You still have to make sure your PHP scripts do not rely on
one or another way of calling the script, neither by
directly
http://my.host/cgi-bin/php/dir/script.php nor by
redirection
http://my.host/dir/script.php.
Redirection can be configured in Apache by using
AddHandler and Action directives (see below).
This compile-time option prevents anyone from calling
PHP directly with a url like
http://my.host/cgi-bin/php/secretdir/script.php.
Instead, PHP will only parse in this mode if it has gone
through a web server redirect rule.
Usually the redirection in the Apache configuration is
done with the following directives:
Action php-script /cgi-bin/php AddHandler php-script .php |
This option has only been tested with the Apache web
server, and relies on Apache to set the non-standard CGI
environment variable REDIRECT_STATUS
on redirected requests. If your web server does not support
any way of telling if the request is direct or redirected,
you cannot use this option and you must use one of the
other ways of running the CGI version documented here.
To include active content, like scripts and
executables, in the web server document directories is
sometimes consider an insecure practice. If, because of
some configuration mistake, the scripts are not executed
but displayed as regular HTML documents, this may result in
leakage of intellectual property or security information
like passwords.

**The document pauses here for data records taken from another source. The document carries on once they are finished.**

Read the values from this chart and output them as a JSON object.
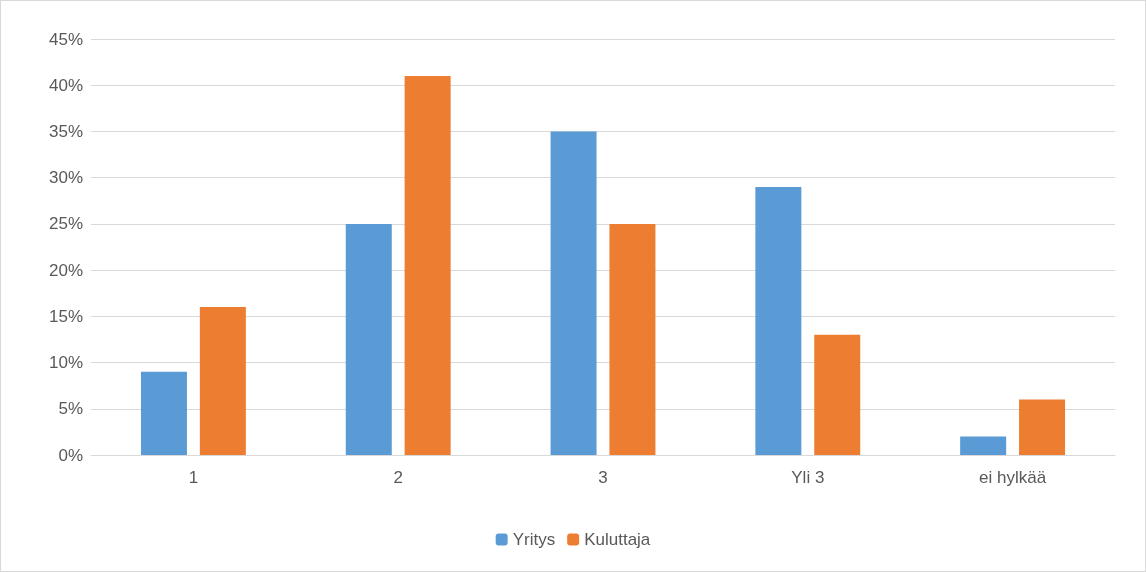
{
  "chart_data": {
    "type": "bar",
    "categories": [
      "1",
      "2",
      "3",
      "Yli 3",
      "ei hylkää"
    ],
    "series": [
      {
        "name": "Yritys",
        "color": "#5b9bd5",
        "values": [
          9,
          25,
          35,
          29,
          2
        ]
      },
      {
        "name": "Kuluttaja",
        "color": "#ed7d31",
        "values": [
          16,
          41,
          25,
          13,
          6
        ]
      }
    ],
    "ylim": [
      0,
      45
    ],
    "yticks": [
      {
        "value": 0,
        "label": "0%"
      },
      {
        "value": 5,
        "label": "5%"
      },
      {
        "value": 10,
        "label": "10%"
      },
      {
        "value": 15,
        "label": "15%"
      },
      {
        "value": 20,
        "label": "20%"
      },
      {
        "value": 25,
        "label": "25%"
      },
      {
        "value": 30,
        "label": "30%"
      },
      {
        "value": 35,
        "label": "35%"
      },
      {
        "value": 40,
        "label": "40%"
      },
      {
        "value": 45,
        "label": "45%"
      }
    ],
    "grid": "y",
    "legend": "bottom"
  }
}
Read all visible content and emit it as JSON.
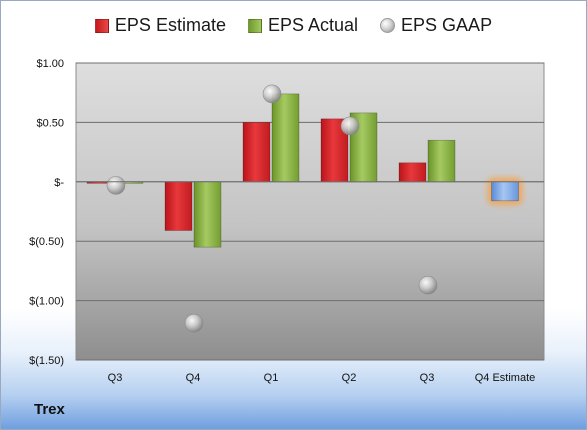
{
  "chart_data": {
    "type": "bar",
    "categories": [
      "Q3",
      "Q4",
      "Q1",
      "Q2",
      "Q3",
      "Q4 Estimate"
    ],
    "series": [
      {
        "name": "EPS Estimate",
        "values": [
          -0.01,
          -0.41,
          0.5,
          0.53,
          0.16,
          -0.16
        ],
        "color": "#d0242a"
      },
      {
        "name": "EPS Actual",
        "values": [
          0,
          -0.55,
          0.74,
          0.58,
          0.35,
          null
        ],
        "color": "#86b043"
      },
      {
        "name": "EPS GAAP",
        "values": [
          -0.03,
          -1.19,
          0.74,
          0.47,
          -0.87,
          null
        ],
        "color": "#b0b0b0",
        "marker": "sphere"
      }
    ],
    "q4_estimate_color": "#6f9ee0",
    "ylim": [
      -1.5,
      1.0
    ],
    "yticks": [
      1.0,
      0.5,
      0,
      -0.5,
      -1.0,
      -1.5
    ],
    "ytick_labels": [
      "$1.00",
      "$0.50",
      "$-",
      "$(0.50)",
      "$(1.00)",
      "$(1.50)"
    ],
    "grid": true,
    "legend_position": "top"
  },
  "legend": {
    "estimate": "EPS Estimate",
    "actual": "EPS Actual",
    "gaap": "EPS GAAP"
  },
  "company": "Trex"
}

Therefore many sysadmins will prefer
setting up another directory structure for scripts that are
accessible only through the PHP CGI, and therefore always
interpreted and not displayed as such.
Also if the method for making sure the requests are
not redirected, as described in the previous section, is
not available, it is necessary to set up a script doc_root
that is different from web document root.
You can set the PHP script document root by the
configuration directive doc_root
in the
configuration file, or you can set the environment
variable PHP_DOCUMENT_ROOT. If it is
set, the CGI version of PHP will always construct the file
name to open with this
doc_root and the path information in the request,
so you can be sure no script is executed outside this
directory (except for
user_dir below).
Another option usable here is user_dir.
When user_dir is unset, only thing controlling the opened
file name is doc_root.
Opening an url like
http://my.host/~user/doc.php does not result in
opening a file under users home directory, but a file
called ~user/doc.php under
doc_root (yes, a directory name starting with a tilde [~]).
If user_dir is set to for example public_php, a request like http://my.host/~user/doc.php will open a
file called doc.php under the
directory named public_php under
the home directory of the user. If the home of the user is
/home/user, the file executed is
/home/user/public_php/doc.php.
user_dir expansion
happens regardless of the
doc_root setting, so you can control the document
root and user directory access separately.
A very secure option is to put the PHP parser binary
somewhere outside of the web tree of files. In /usr/local/bin, for example. The only real
downside to this option is that you will now have to put a
line similar to:
To get PHP to handle PATH_INFO
and PATH_TRANSLATED information
correctly with this setup, the php parser should be
compiled with the
--enable-discard-path configure option.